I finally stopped letting Fitzgerald intimidate me…
She finds a copy of ‘Tender is the Night’ in a second-hand bookstore a few weeks after they end it for good. It makes her cry all over again. It was his favourite, and even though she has bad school memories of ‘The Great Gatsby,’ she’d read it anyway. More than the book itself, she likes the trivia around it – the way it was rewritten after Fitzgerald’s death to make it more acceptable, more palatable. She sympathises with that – the inability to tell the exact truth about something because nobody else quite *gets* it. From the very start the best bits were a series of occasional moments that she revisited time and time again in her head – sucking his cock in a dark alleyway after their first date; the flowers he bought her two weeks in; the butt plug he gave her after six.
You couldn’t share those moments with other people – they always wanted the chronology, the forward momentum (not to mention that the words ‘butt plug’ made them wince.) They wanted a proposal, marriage, babies – something they could relate to their own experience. Theirs wasn’t a story you could sell, and almost everyone was glad when he left her. But months later she still revisited those memories – dipping in at will. Treating them more like poetry than a novel.

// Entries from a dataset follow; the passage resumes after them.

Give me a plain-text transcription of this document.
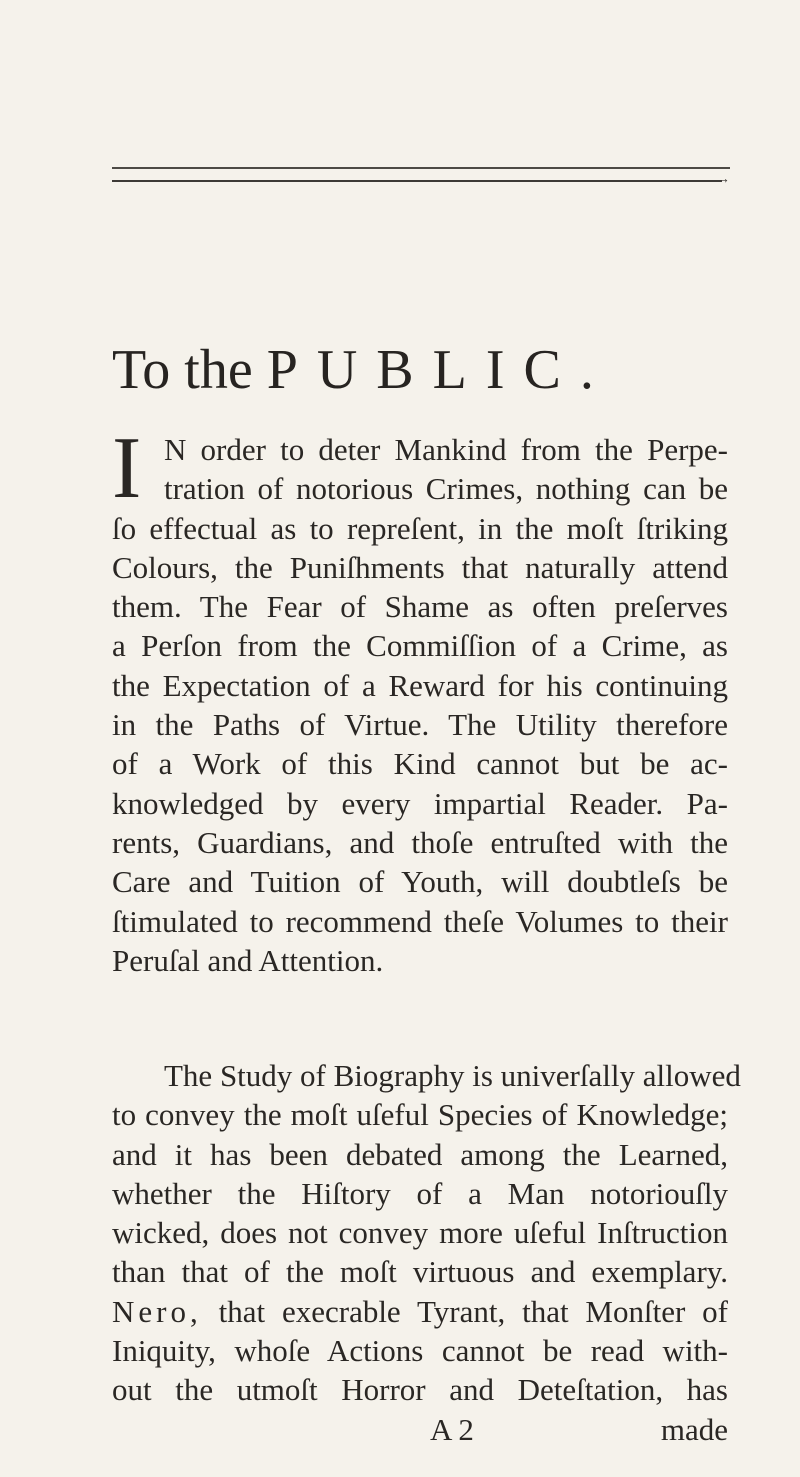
→
To the PUBLIC.
I N order to deter Mankind from the Perpe-
tration of notorious Crimes, nothing can be
ſo effectual as to repreſent, in the moſt ſtriking
Colours, the Puniſhments that naturally attend
them. The Fear of Shame as often preſerves
a Perſon from the Commiſſion of a Crime, as
the Expectation of a Reward for his continuing
in the Paths of Virtue. The Utility therefore
of a Work of this Kind cannot but be ac-
knowledged by every impartial Reader. Pa-
rents, Guardians, and thoſe entruſted with the
Care and Tuition of Youth, will doubtleſs be
ſtimulated to recommend theſe Volumes to their
Peruſal and Attention.
The Study of Biography is univerſally allowed
to convey the moſt uſeful Species of Knowledge;
and it has been debated among the Learned,
whether the Hiſtory of a Man notoriouſly
wicked, does not convey more uſeful Inſtruction
than that of the moſt virtuous and exemplary.
Nero, that execrable Tyrant, that Monſter of
Iniquity, whoſe Actions cannot be read with-
out the utmoſt Horror and Deteſtation, has
A 2	made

I’m so glad you went for it. This is wonderful …snuffling a bit.
‘…the inability to tell the exact truth about something because nobody else quite *gets* it.’
So true, I really love the way you write 🙂
Its as if you read my mind. This is very good. Such emotions with few words.
“Treating them more like poetry than a novel.” That’s gorgeous.
(I’m inspired, incidentally. Is it okay if I do some Postcard Flash as well?)